A Haunting in Venice is an upcoming movie featuring a stellar cast like Kyle Allen, Michelle Yeoh, Kenneth Branagh, Tina Fey, and Jamie Dornan. The movie marks a sequel to Death in the Nile and features Kenneth Branagh as Hercules Poirot. While the movie has supernatural elements along with mystery, it is important to have a background score that focuses on indulging the audience in a class-apart story. In an exclusive interview with Pinkvilla, I got an opportunity to sit with Composer Hildur Guðnadóttir and talk about what went behind the whole sequence. Read on to know more.
Composer Hildur Guðnadóttir talks about inspiration
Composer Hildur Guðnadóttir is a trained cellist and has many awards to her name. In a Zoom interview with Pinkvilla, she sat down to explain what was her inspiration. I started out with how hectic interviews might have been for her. She laughed and expressed that she had a long day with 37 interviews lined up the previous day. Here’s how the conversation went.
How do you compose music for the thriller/mystery genre?

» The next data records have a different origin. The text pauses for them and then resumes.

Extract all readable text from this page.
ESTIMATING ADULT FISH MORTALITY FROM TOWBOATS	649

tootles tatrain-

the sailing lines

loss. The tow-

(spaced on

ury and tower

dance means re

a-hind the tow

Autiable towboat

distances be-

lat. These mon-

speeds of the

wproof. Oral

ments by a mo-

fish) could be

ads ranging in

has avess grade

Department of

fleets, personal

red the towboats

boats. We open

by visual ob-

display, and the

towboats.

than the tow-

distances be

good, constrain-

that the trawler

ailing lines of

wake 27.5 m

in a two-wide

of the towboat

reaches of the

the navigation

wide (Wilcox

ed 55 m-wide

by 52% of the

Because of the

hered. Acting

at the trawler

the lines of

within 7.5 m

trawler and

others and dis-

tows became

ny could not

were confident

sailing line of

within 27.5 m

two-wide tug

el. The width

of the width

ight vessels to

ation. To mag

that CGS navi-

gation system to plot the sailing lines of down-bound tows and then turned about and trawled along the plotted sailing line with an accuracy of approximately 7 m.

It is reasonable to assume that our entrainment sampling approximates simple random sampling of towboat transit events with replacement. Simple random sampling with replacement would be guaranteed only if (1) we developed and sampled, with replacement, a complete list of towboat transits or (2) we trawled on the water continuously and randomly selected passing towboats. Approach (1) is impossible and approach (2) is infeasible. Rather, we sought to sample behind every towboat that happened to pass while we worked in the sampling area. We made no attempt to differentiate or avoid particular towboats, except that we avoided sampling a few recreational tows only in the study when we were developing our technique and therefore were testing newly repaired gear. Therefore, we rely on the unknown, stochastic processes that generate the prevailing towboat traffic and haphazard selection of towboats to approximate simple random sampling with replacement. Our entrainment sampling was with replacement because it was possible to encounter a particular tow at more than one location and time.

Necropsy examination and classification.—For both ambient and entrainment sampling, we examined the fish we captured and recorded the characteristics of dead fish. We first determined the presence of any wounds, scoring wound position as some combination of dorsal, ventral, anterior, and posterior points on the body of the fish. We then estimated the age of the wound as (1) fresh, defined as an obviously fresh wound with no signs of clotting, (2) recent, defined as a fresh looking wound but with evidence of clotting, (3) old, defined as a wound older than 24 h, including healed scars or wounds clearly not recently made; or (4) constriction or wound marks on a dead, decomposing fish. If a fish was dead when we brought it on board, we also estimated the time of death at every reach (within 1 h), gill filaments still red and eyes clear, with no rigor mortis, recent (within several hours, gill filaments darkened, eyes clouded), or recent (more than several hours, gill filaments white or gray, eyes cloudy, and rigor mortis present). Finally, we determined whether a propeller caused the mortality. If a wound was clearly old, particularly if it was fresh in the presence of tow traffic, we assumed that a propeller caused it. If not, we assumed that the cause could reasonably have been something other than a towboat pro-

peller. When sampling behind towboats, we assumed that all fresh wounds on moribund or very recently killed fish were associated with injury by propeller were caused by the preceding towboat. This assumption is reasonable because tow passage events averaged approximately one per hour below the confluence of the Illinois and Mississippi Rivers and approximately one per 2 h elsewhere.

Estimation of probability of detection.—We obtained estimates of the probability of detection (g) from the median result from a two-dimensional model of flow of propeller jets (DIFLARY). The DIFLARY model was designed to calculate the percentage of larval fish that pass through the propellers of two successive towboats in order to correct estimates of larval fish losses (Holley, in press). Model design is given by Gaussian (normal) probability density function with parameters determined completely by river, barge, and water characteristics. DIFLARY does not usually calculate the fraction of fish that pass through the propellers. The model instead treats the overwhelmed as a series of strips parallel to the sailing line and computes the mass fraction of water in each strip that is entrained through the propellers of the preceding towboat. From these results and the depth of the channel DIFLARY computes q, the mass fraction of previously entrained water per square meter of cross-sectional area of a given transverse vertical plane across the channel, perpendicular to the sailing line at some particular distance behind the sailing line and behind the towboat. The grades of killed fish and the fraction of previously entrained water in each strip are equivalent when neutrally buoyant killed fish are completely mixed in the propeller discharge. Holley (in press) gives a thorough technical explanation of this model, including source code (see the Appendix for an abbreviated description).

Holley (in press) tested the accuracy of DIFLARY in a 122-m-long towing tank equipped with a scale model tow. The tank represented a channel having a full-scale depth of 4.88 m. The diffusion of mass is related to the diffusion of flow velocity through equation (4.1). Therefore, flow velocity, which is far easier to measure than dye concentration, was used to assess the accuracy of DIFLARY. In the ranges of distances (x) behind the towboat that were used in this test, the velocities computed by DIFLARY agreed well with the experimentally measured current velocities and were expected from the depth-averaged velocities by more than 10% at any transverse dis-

I grew up reading Agatha Christie’s novels, with her stories, so I already had quite a strong idea of, how I would want to approach this genre, and so I really wanted to approach it in a very classical way and like a musical history way really that was connected to the times and adding horror element to the film which I felt was really fun to work. Music exploration in the post-war era, the composers of this time were really experimenting with how to play instruments in new ways and with extended techniques. They were really trying to break the barriers of the conventional romanticism of the pre-war, and I felt like those sounds, really lend themselves well to the horror, to the horror element of the jumpscares all of these sounds, I felt fit very well into the period. I felt like the music almost wrote itself
What goes behind the studio for creating such background score for jumpscare?
Well, I think when you were scoring these kinds of scenes, you have to imagine. You have to imagine someone seeing it for the first time, you know, and of course, that can sometimes be difficult because when you’re working on a film, you see it millions of times and you’re working on the same thing again and again. So sometimes it helps, when you’ve been working on something for a long time to take a little bit of a step back and take a break from it and then come back to it and say, is, you know, am I startled? Like, even though I know what’s happening, can I imagine? You know, being startled by this myself, and then you have to kind of evaluate like that and have to hope for the best.
Lastly, what is the progress in Joker 2?
I’m very excited for this film to come out. I’m excited for people to see it. And then, of course, I’m very excited about Joker 2 as well. We’re just, in the finishing stages of that. So, I’m just about to have to record things in a month. So, it’s just around the corner.
About A Haunting in Venice
A Haunting in Venice is set to release on September 15. It will revolve around Hercule Poirot coming out of retirement to solve a bone-chilling case. The screenplay is by Michael Green and it is based on Hallowe’en Party by Agatha Christie.